The Hoosier School was a term used to describe this community of authors, poets, and songwriters who used life in Indiana as a lens to observe the American experience. They felt an awareness of the natural world and the integrity of the small town was essential to the quality of our lives going forward. This proved to be the antithesis of the consumer-driven, hyper-urbanized environment that has gradually come to dominate our culture. Books like Sister Carrie and The Magnificent Ambersons and songs like On The Banks Of The Wabash Far Away spoke of these looming dangers over a century ago, forecasting some inconvenient truths about the path we have taken since. I realize as an American, I have often benefited from traveling this path. I also occasionally mistrust the map I follow.

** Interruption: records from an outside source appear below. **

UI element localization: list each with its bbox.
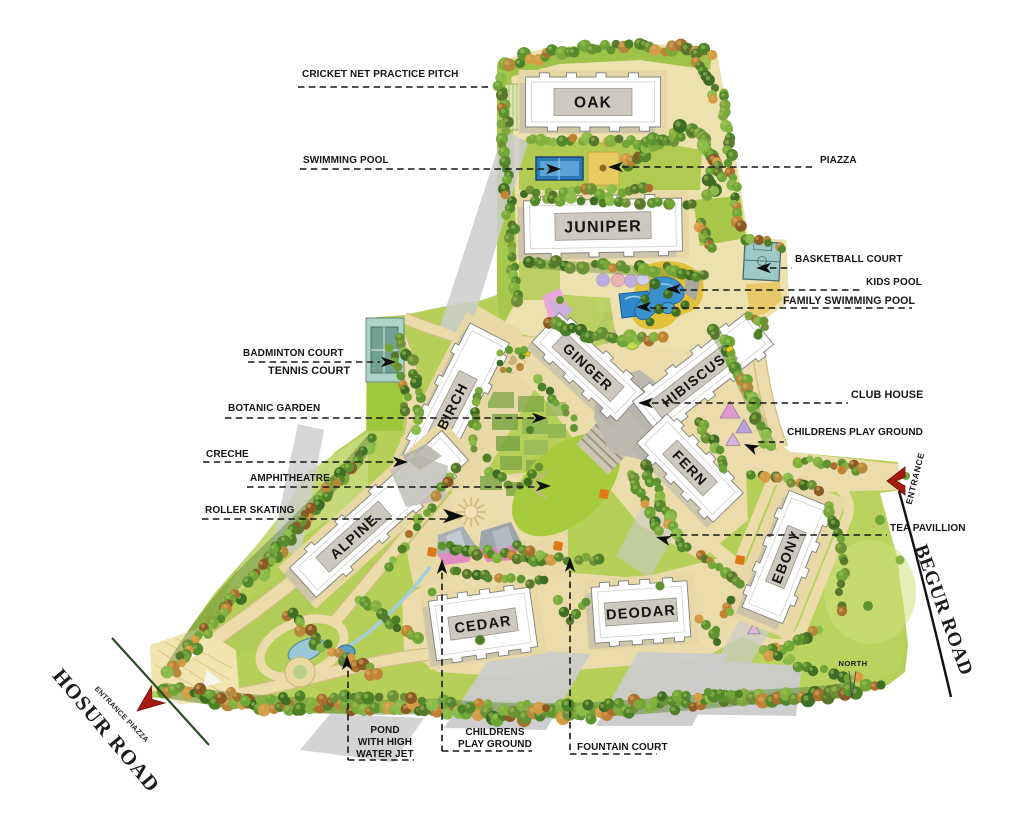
svg-text:CRICKET NET PRACTICE PITCH: CRICKET NET PRACTICE PITCH — [302, 69, 459, 80]
svg-text:FAMILY SWIMMING POOL: FAMILY SWIMMING POOL — [783, 295, 916, 307]
svg-text:ROLLER SKATING: ROLLER SKATING — [205, 505, 295, 516]
svg-text:CRECHE: CRECHE — [206, 449, 249, 460]
svg-text:KIDS POOL: KIDS POOL — [866, 277, 922, 288]
svg-text:SWIMMING POOL: SWIMMING POOL — [303, 155, 389, 166]
svg-text:TENNIS COURT: TENNIS COURT — [268, 365, 350, 377]
svg-text:CHILDRENS PLAY GROUND: CHILDRENS PLAY GROUND — [787, 427, 923, 438]
svg-text:BOTANIC GARDEN: BOTANIC GARDEN — [228, 403, 320, 414]
svg-text:OAK: OAK — [574, 95, 612, 112]
svg-text:FOUNTAIN COURT: FOUNTAIN COURT — [577, 742, 668, 753]
svg-text:CHILDRENS: CHILDRENS — [465, 727, 524, 738]
svg-text:JUNIPER: JUNIPER — [564, 218, 642, 236]
svg-text:AMPHITHEATRE: AMPHITHEATRE — [250, 473, 330, 484]
svg-text:WATER JET: WATER JET — [356, 749, 413, 760]
svg-text:BADMINTON COURT: BADMINTON COURT — [243, 348, 344, 359]
svg-text:PLAY GROUND: PLAY GROUND — [458, 739, 532, 750]
svg-text:CLUB HOUSE: CLUB HOUSE — [851, 389, 923, 401]
svg-text:POND: POND — [370, 725, 399, 736]
svg-text:WITH HIGH: WITH HIGH — [358, 737, 412, 748]
svg-text:BASKETBALL COURT: BASKETBALL COURT — [795, 254, 903, 265]
svg-text:PIAZZA: PIAZZA — [820, 155, 857, 166]
svg-text:NORTH: NORTH — [839, 659, 868, 668]
svg-text:TEA PAVILLION: TEA PAVILLION — [890, 523, 966, 534]
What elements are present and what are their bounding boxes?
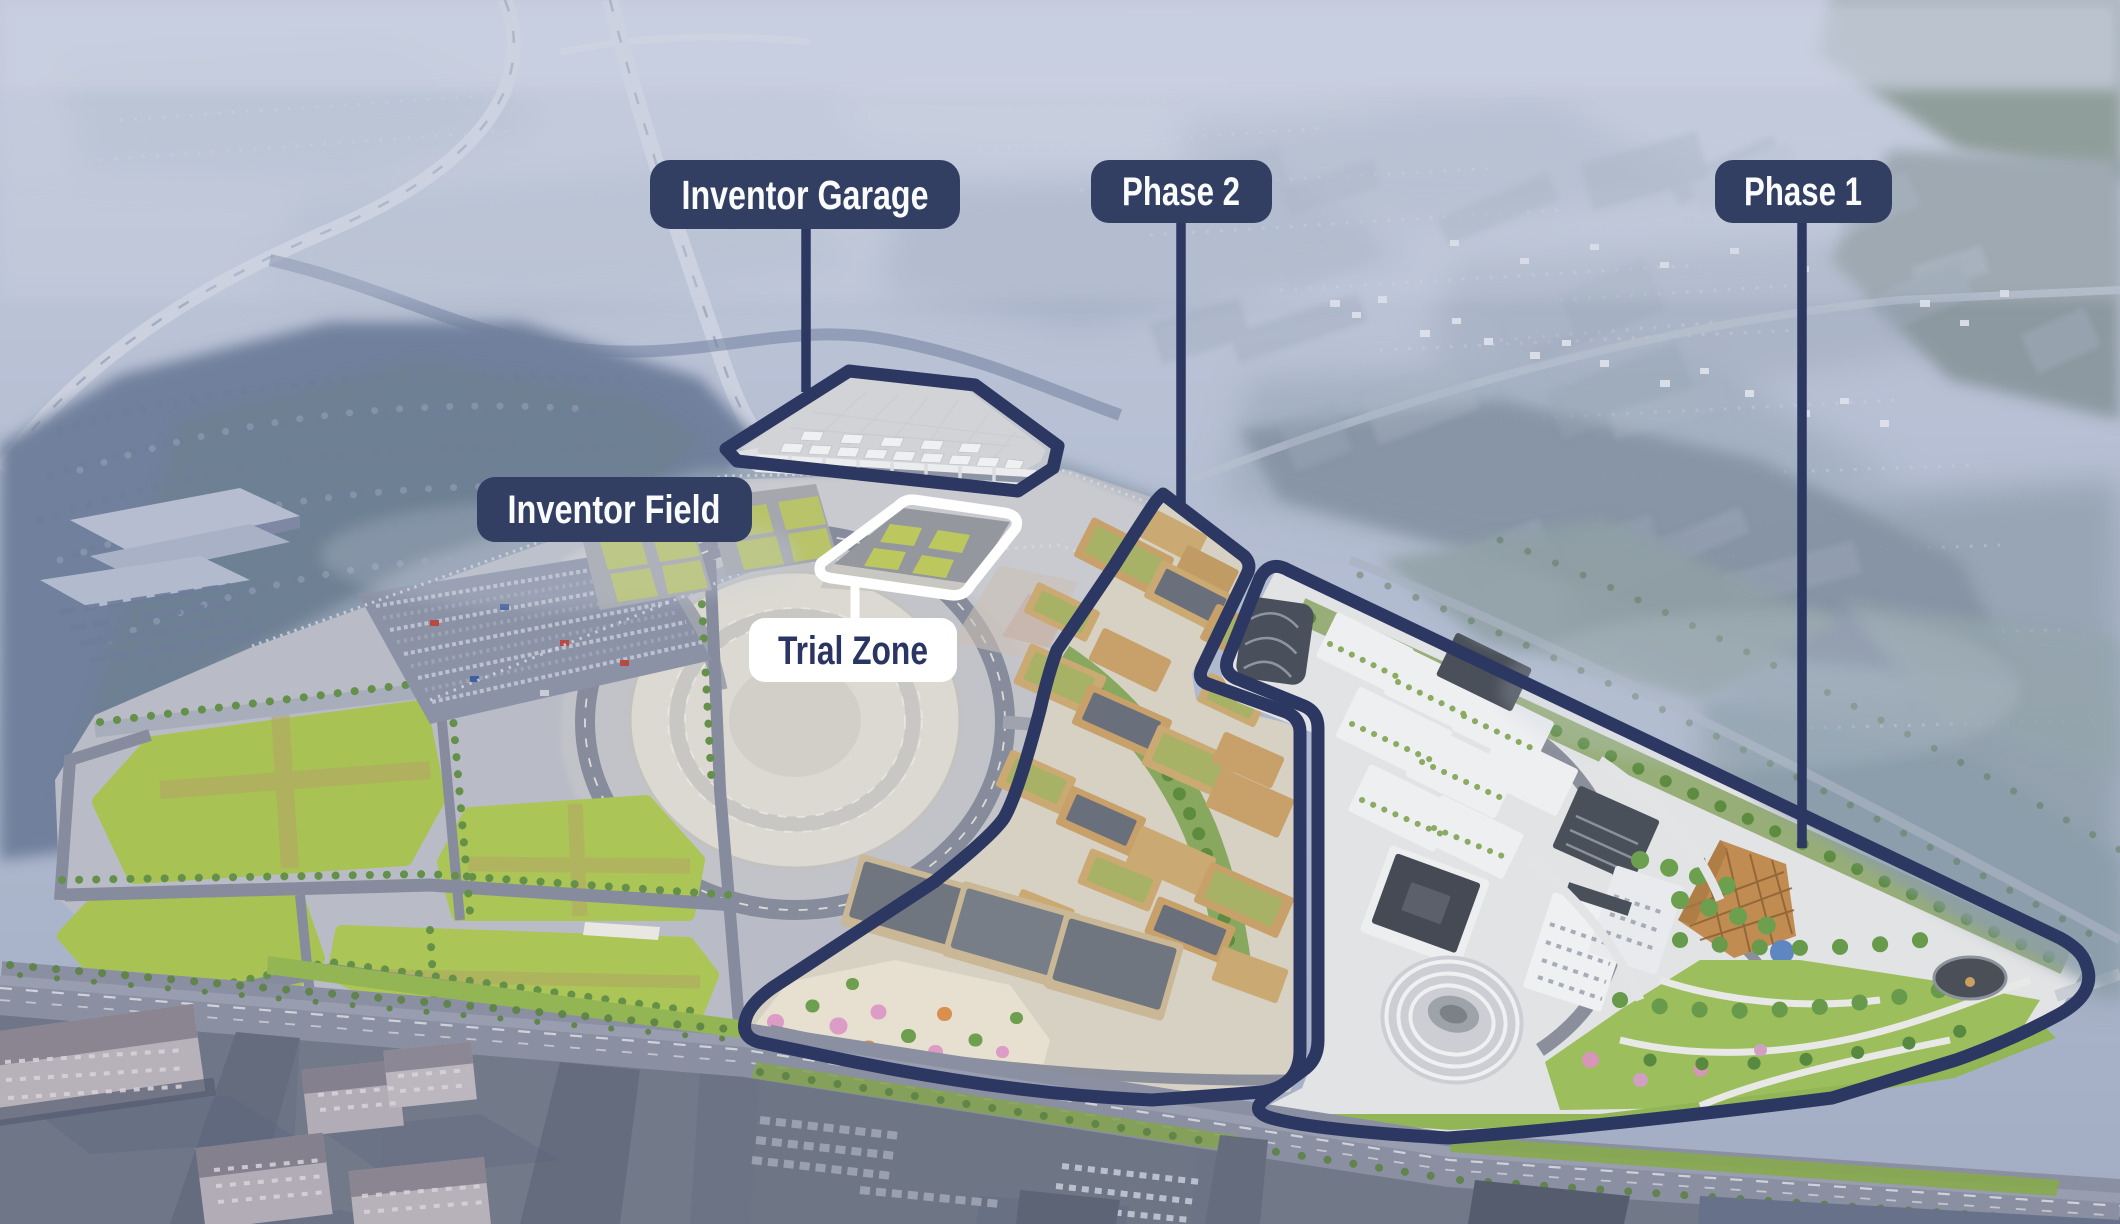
- svg-text:Phase 1: Phase 1: [1744, 170, 1862, 214]
- svg-text:Trial Zone: Trial Zone: [778, 629, 928, 673]
- svg-text:Inventor Field: Inventor Field: [508, 488, 721, 532]
- svg-text:Phase 2: Phase 2: [1122, 170, 1240, 214]
- svg-text:Inventor Garage: Inventor Garage: [682, 172, 929, 218]
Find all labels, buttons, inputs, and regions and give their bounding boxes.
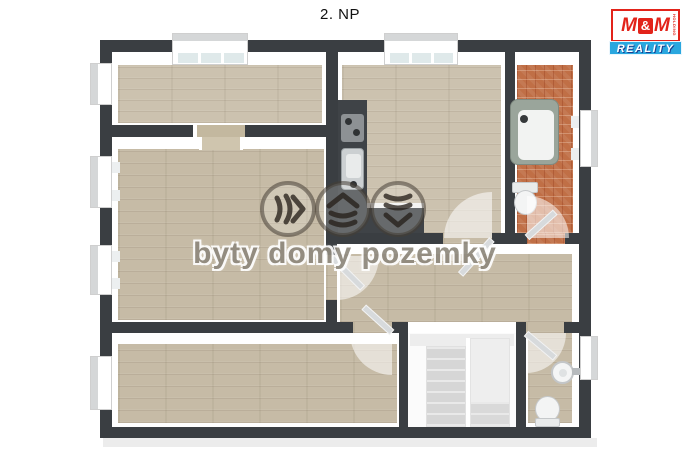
bathtub-faucet <box>520 115 528 123</box>
floor-level-title: 2. NP <box>285 6 395 23</box>
window-frame <box>91 246 98 294</box>
washbasin <box>551 361 574 384</box>
bathtub <box>510 99 559 165</box>
window-frame <box>91 357 98 409</box>
window-sill <box>112 278 120 289</box>
logo-reality-banner: REALITY <box>609 41 682 55</box>
window-pane <box>390 53 409 63</box>
burner <box>345 118 352 125</box>
building-shadow <box>103 438 597 447</box>
window <box>90 156 112 208</box>
logo-m-right: M <box>654 16 670 35</box>
stair-flight-right <box>470 338 510 427</box>
window-pane <box>224 53 244 63</box>
kitchen-sink-basin <box>346 154 361 178</box>
window-frame <box>173 34 247 41</box>
logo-holding-text: HOLDING <box>672 14 677 36</box>
staircase-area <box>408 333 516 427</box>
burner <box>353 129 360 136</box>
doorway-threshold <box>197 125 245 137</box>
wall-segment <box>564 322 579 333</box>
window-frame <box>91 157 98 207</box>
window-frame <box>591 111 597 166</box>
stair-steps <box>471 402 509 426</box>
washbasin-drain <box>559 369 567 377</box>
door-gap-floor <box>526 322 564 333</box>
logo-ampersand: & <box>638 18 653 34</box>
window-pane <box>178 53 198 63</box>
wall-segment <box>112 322 353 333</box>
floorplan-canvas: 2. NP M & M HOLDING REALITY <box>0 0 686 457</box>
wall-segment <box>245 125 327 137</box>
window <box>90 356 112 410</box>
wood-floor <box>118 344 397 423</box>
doorway-ramp <box>199 137 243 150</box>
window <box>90 245 112 295</box>
wall-segment <box>399 322 408 427</box>
wall-exterior-bottom <box>100 427 591 438</box>
stair-flight-left <box>426 346 466 427</box>
window <box>172 33 248 65</box>
watermark-text: byty domy pozemky <box>175 237 515 271</box>
window <box>580 110 598 167</box>
window-sill <box>112 162 120 173</box>
window <box>90 63 112 105</box>
window-frame <box>385 34 457 41</box>
wall-segment <box>112 125 193 137</box>
watermark-icons <box>257 178 429 240</box>
window <box>580 336 598 380</box>
wall-segment <box>326 300 337 322</box>
window-sill <box>112 251 120 262</box>
washbasin-tap <box>572 368 580 375</box>
cooktop <box>341 114 364 142</box>
window-sill <box>112 190 120 201</box>
window-frame <box>91 64 98 104</box>
window-frame <box>591 337 597 379</box>
window-pane <box>201 53 221 63</box>
logo-m-left: M <box>621 16 637 35</box>
window <box>384 33 458 65</box>
window-sill <box>571 116 579 128</box>
logo-mm-box: M & M HOLDING <box>611 9 680 42</box>
window-pane <box>434 53 453 63</box>
toilet-tank <box>535 418 560 427</box>
wall-segment <box>516 322 526 427</box>
window-pane <box>412 53 431 63</box>
window-sill <box>571 148 579 160</box>
wood-floor <box>118 65 322 123</box>
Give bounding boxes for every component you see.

The past tends to reward my curiosity because it is so often open to discovery and interpretation. Much of my writing is narrative, a constant theme being small but defining personal experiences. The songs, audio essays, and film scripts each average between two and four minutes. Apparently, this is a good time signature for me. One of the first storytellers to inspire me was Charles Schultz, who created the Peanuts comic strip. His dailies were always contained in four frames: see it, tell it, end it.
Across the range of what I do, I try to reflect the quiet presence of my old Pendleton barn coat: well-stitched, simple lines, big pockets. I hope in exploring tomroznowski.net, you’ll be encouraged to slip on some of my work and carry it back home with you.